D
The sea might be deep in “Into the Blue,” but everything else about the slick but silly adventure flick is as shallow as can be. If the idea of ogling Jessica Alba as she swims through turquoise Caribbean waters in an ultra-skimpy bikini appeals to you, or, alternately, of watching Paul Walker show off his pecs doing likewise (though in a regular, manly suit, of course), this glossy but brain-numbingly dumb movie might afford you some pleasure. Anyone else is likely to find the view a lot less appealing. This is a soggy mixture of treasure-hunt caper and drug-smuggling thriller, as narratively (and visually) murky toward the close as the ocean depths are clear at the beginning. And its characters are a thoroughly cardboard lot. Where’s Bruce the Shark when we really need him?
Matt Johnson’s script introduces Jared Cole (Walker) and Samantha “Sam” Nicholson (Alba) as a lovey-dovey couple living cheap in the Bahamas–he’s (for a few minutes at least, before chucking the job) a part-time member of a tour crew, but his real interest is in searching the ocean floor for old shipwrecks and the loot they contain. She’s a shark wrangler at a seaside park whose main interest is Jared, and they live together in a run-down trailer where he spends a good deal of his time trying to get his derelict boat back into condition to sail. The duo’s situation changes with the arrival of Jared’s pal Bryce Dunn (Scott Caan), a criminal defense attorney who comes for a visit trailed by his newest squeeze Amanda Collins (Ashley Scott), a striking blonde with, as it turns out, a drug habit. Bryce takes the group to the posh mansion his legal work has acquired for him, at least temporarily, and they all go out on the boat that comes along with it to frolic in the deep. It takes them no time at all to discover not only a few items from what might be an exciting (and valuable) old wreck but the remnants of a crashed plane that happens to contain a huge cache of cocaine. Bryce and Collins eye the drugs greedily, but straight-arrow Jared and Sam are concerned only with discovering the ship from which the treasures came. Unfortunately, pressure from the efforts of scumbag salvager Derek Bates (Josh Brolin) to beat Jared to the find eventually lead Bryce and Allison to take some of the stash from the plane to finance a real expedition, and when their plan goes awry, Jared is sucked into their scheme in order to save them, and before long one of the group is dead and the others threatened by the drug dealers whose plane they’d found. The last act features double-dealing, chases on sea and land, some damsel-in-distress hokum and complicated rescue razzmatazz, but it’s all so confusingly staged and sloppily shot that it’s frequently difficult to tell what’s going on. And there’s still that fabulous shipwreck on the bottom to deal with.

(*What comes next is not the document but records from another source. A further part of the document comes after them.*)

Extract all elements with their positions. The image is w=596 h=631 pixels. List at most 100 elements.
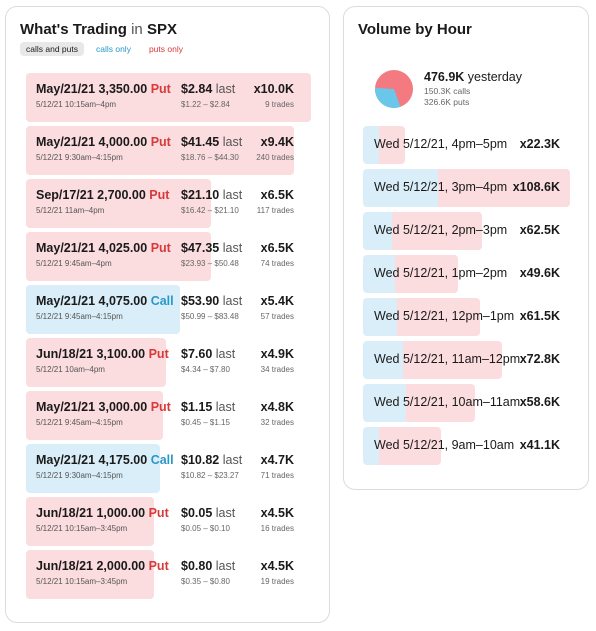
hour-volume-bar — [363, 341, 502, 379]
trade-multiplier: x4.8K — [260, 400, 294, 414]
trade-multiplier: x6.5K — [260, 188, 294, 202]
trade-multiplier: x10.0K — [253, 82, 294, 96]
trade-last-label: last — [215, 400, 236, 414]
filter-puts-only[interactable]: puts only — [148, 44, 183, 54]
trade-time: 5/12/21 9:45am–4:15pm — [36, 418, 123, 427]
trade-count: 19 trades — [260, 577, 294, 586]
hour-row[interactable]: Wed 5/12/21, 11am–12pm x72.8K — [363, 341, 570, 379]
hour-volume-bar — [363, 384, 475, 422]
trade-count: 71 trades — [260, 471, 294, 480]
filter-group: calls and puts calls only puts only — [20, 42, 189, 56]
hour-calls-segment — [363, 212, 392, 250]
volume-calls: 150.3K calls — [424, 86, 471, 96]
hour-row[interactable]: Wed 5/12/21, 3pm–4pm x108.6K — [363, 169, 570, 207]
hour-row[interactable]: Wed 5/12/21, 2pm–3pm x62.5K — [363, 212, 570, 250]
hour-volume-bar — [363, 255, 458, 293]
trade-last-label: last — [222, 453, 243, 467]
hour-row[interactable]: Wed 5/12/21, 12pm–1pm x61.5K — [363, 298, 570, 336]
calls-puts-pie-chart — [374, 70, 413, 109]
trade-count: 74 trades — [260, 259, 294, 268]
trade-type: Put — [150, 82, 171, 96]
trade-price-range: $4.34 – $7.80 — [181, 365, 230, 374]
trade-last-label: last — [215, 506, 236, 520]
trade-volume-bar — [26, 338, 166, 387]
trade-volume-bar — [26, 179, 211, 228]
volume-total: 476.9K — [424, 70, 465, 84]
trade-multiplier: x4.5K — [260, 559, 294, 573]
trade-last-label: last — [215, 347, 236, 361]
hour-label: Wed 5/12/21, 4pm–5pm — [374, 137, 508, 151]
trade-price: $41.45 last — [181, 135, 242, 149]
hour-row[interactable]: Wed 5/12/21, 9am–10am x41.1K — [363, 427, 570, 465]
trade-volume-bar — [26, 497, 154, 546]
trade-last-price: $0.05 — [181, 506, 213, 520]
trade-time: 5/12/21 11am–4pm — [36, 206, 105, 215]
hour-label: Wed 5/12/21, 10am–11am — [374, 395, 521, 409]
hour-row[interactable]: Wed 5/12/21, 4pm–5pm x22.3K — [363, 126, 570, 164]
trade-last-label: last — [222, 294, 243, 308]
trade-multiplier: x4.9K — [260, 347, 294, 361]
trade-last-price: $53.90 — [181, 294, 220, 308]
filter-calls-only[interactable]: calls only — [95, 44, 131, 54]
trade-row[interactable]: May/21/21 3,350.00 Put 5/12/21 10:15am–4p… — [26, 73, 311, 122]
trade-row[interactable]: Sep/17/21 2,700.00 Put 5/12/21 11am–4pm $2… — [26, 179, 311, 228]
trade-contract-label: May/21/21 3,350.00 — [36, 82, 148, 96]
trade-row[interactable]: May/21/21 4,075.00 Call 5/12/21 9:45am–4:… — [26, 285, 311, 334]
hour-multiplier: x72.8K — [519, 352, 560, 366]
hour-calls-segment — [363, 255, 395, 293]
trade-row[interactable]: Jun/18/21 3,100.00 Put 5/12/21 10am–4pm $7… — [26, 338, 311, 387]
volume-total-suffix: yesterday — [467, 70, 522, 84]
volume-summary: 476.9K yesterday — [424, 70, 522, 84]
hour-label: Wed 5/12/21, 12pm–1pm — [374, 309, 515, 323]
trade-row[interactable]: May/21/21 4,025.00 Put 5/12/21 9:45am–4pm… — [26, 232, 311, 281]
trade-contract: May/21/21 3,000.00 Put — [36, 400, 171, 414]
trade-volume-bar — [26, 285, 180, 334]
trade-type: Put — [150, 400, 171, 414]
trade-contract-label: Jun/18/21 2,000.00 — [36, 559, 146, 573]
trade-contract: May/21/21 4,000.00 Put — [36, 135, 171, 149]
hour-calls-segment — [363, 126, 379, 164]
hour-puts-segment — [392, 212, 482, 250]
hour-label: Wed 5/12/21, 3pm–4pm — [374, 180, 508, 194]
trade-type: Call — [150, 453, 174, 467]
hour-puts-segment — [395, 255, 458, 293]
trade-price: $47.35 last — [181, 241, 242, 255]
trade-price-range: $1.22 – $2.84 — [181, 100, 230, 109]
trading-symbol[interactable]: SPX — [146, 21, 177, 38]
trade-count: 57 trades — [260, 312, 294, 321]
trade-last-price: $7.60 — [181, 347, 213, 361]
trade-volume-bar — [26, 550, 154, 599]
trade-price: $0.80 last — [181, 559, 235, 573]
hour-puts-segment — [438, 169, 570, 207]
trade-time: 5/12/21 10:15am–4pm — [36, 100, 117, 109]
trade-multiplier: x9.4K — [260, 135, 294, 149]
hour-row[interactable]: Wed 5/12/21, 10am–11am x58.6K — [363, 384, 570, 422]
trade-type: Put — [148, 506, 169, 520]
whats-trading-card: What's Trading in SPX calls and puts cal… — [5, 6, 330, 623]
hour-volume-bar — [363, 212, 482, 250]
trade-contract: May/21/21 3,350.00 Put — [36, 82, 171, 96]
hour-multiplier: x22.3K — [519, 137, 560, 151]
hour-row[interactable]: Wed 5/12/21, 1pm–2pm x49.6K — [363, 255, 570, 293]
trade-contract-label: Jun/18/21 1,000.00 — [36, 506, 146, 520]
filter-calls-and-puts[interactable]: calls and puts — [20, 42, 84, 56]
trade-price-range: $10.82 – $23.27 — [181, 471, 239, 480]
trade-last-price: $0.80 — [181, 559, 213, 573]
trade-row[interactable]: May/21/21 3,000.00 Put 5/12/21 9:45am–4:1… — [26, 391, 311, 440]
trade-last-price: $21.10 — [181, 188, 220, 202]
trade-type: Call — [150, 294, 174, 308]
trade-volume-bar — [26, 391, 163, 440]
trade-last-price: $2.84 — [181, 82, 213, 96]
hour-volume-bar — [363, 126, 405, 164]
trade-count: 32 trades — [260, 418, 294, 427]
trade-last-label: last — [222, 135, 243, 149]
trade-price-range: $0.05 – $0.10 — [181, 524, 230, 533]
trade-contract-label: Jun/18/21 3,100.00 — [36, 347, 146, 361]
trade-row[interactable]: Jun/18/21 2,000.00 Put 5/12/21 10:15am–3:… — [26, 550, 311, 599]
trade-row[interactable]: Jun/18/21 1,000.00 Put 5/12/21 10:15am–3:… — [26, 497, 311, 546]
trade-price: $0.05 last — [181, 506, 235, 520]
trade-price-range: $16.42 – $21.10 — [181, 206, 239, 215]
trade-multiplier: x4.5K — [260, 506, 294, 520]
trade-row[interactable]: May/21/21 4,000.00 Put 5/12/21 9:30am–4:1… — [26, 126, 311, 175]
trade-row[interactable]: May/21/21 4,175.00 Call 5/12/21 9:30am–4:… — [26, 444, 311, 493]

“Into the Blue” is juvenile stuff, no more advanced from a plot standpoint than old Saturday-matinee serial fare. And the cast performs at about the level of those old chapter pieces, too. Caan is the most irritating of the bunch as the motor-mouth instigator of the scheme that puts everybody in danger, but Scott comes in a close second as his dippy, amoral partner in slime. As for Walker and Alba, both are easy on the eye and know how to pose both above and below the waves, but that’s about all they have to offer. Certainly their delivery of the lame dialogue leaves a good deal to be desired; a particularly memorable moment comes when Alba tries to deliver a line describing Amanda as a “coke whore,” with hilarious results. (It might even make you glad that later on, Alba has to spend a portion of the picture bound and–more importantly–gagged.) But master actors couldn’t have done much with this material: Jared and Sam are mere sketches rather than people, and it’s impossible to raise the faintest hint of concern or suspense about their fate. Brolin’s scowling villain is equally bland. Director John Stockwell, with the complicity of D.P. Shane Hurlbut, brings the same brand of splashiness he did to “Blue Crush” to this equally watery piece, but in the later reels the crystalline visuals of the opening sequences are jettisoned in favor of dark, gloomy underwater images. That’s probably an intentional shift in line with the change in narrative tone, but it doesn’t make the closing stages of the movie any easier to watch.
Filled with skin, sun and rolling waves, “Into the Blue” has a travel-brochure look that might afford some momentarily decent postage-card stills, but beneath the flashy surface it doesn’t have a shred of intelligence, and it sinks in a sea of lame writing and laughable performances. An exclamation one of its handsome but unlikable characters makes about another fits the movie as a whole: “Stupid, so stupid!”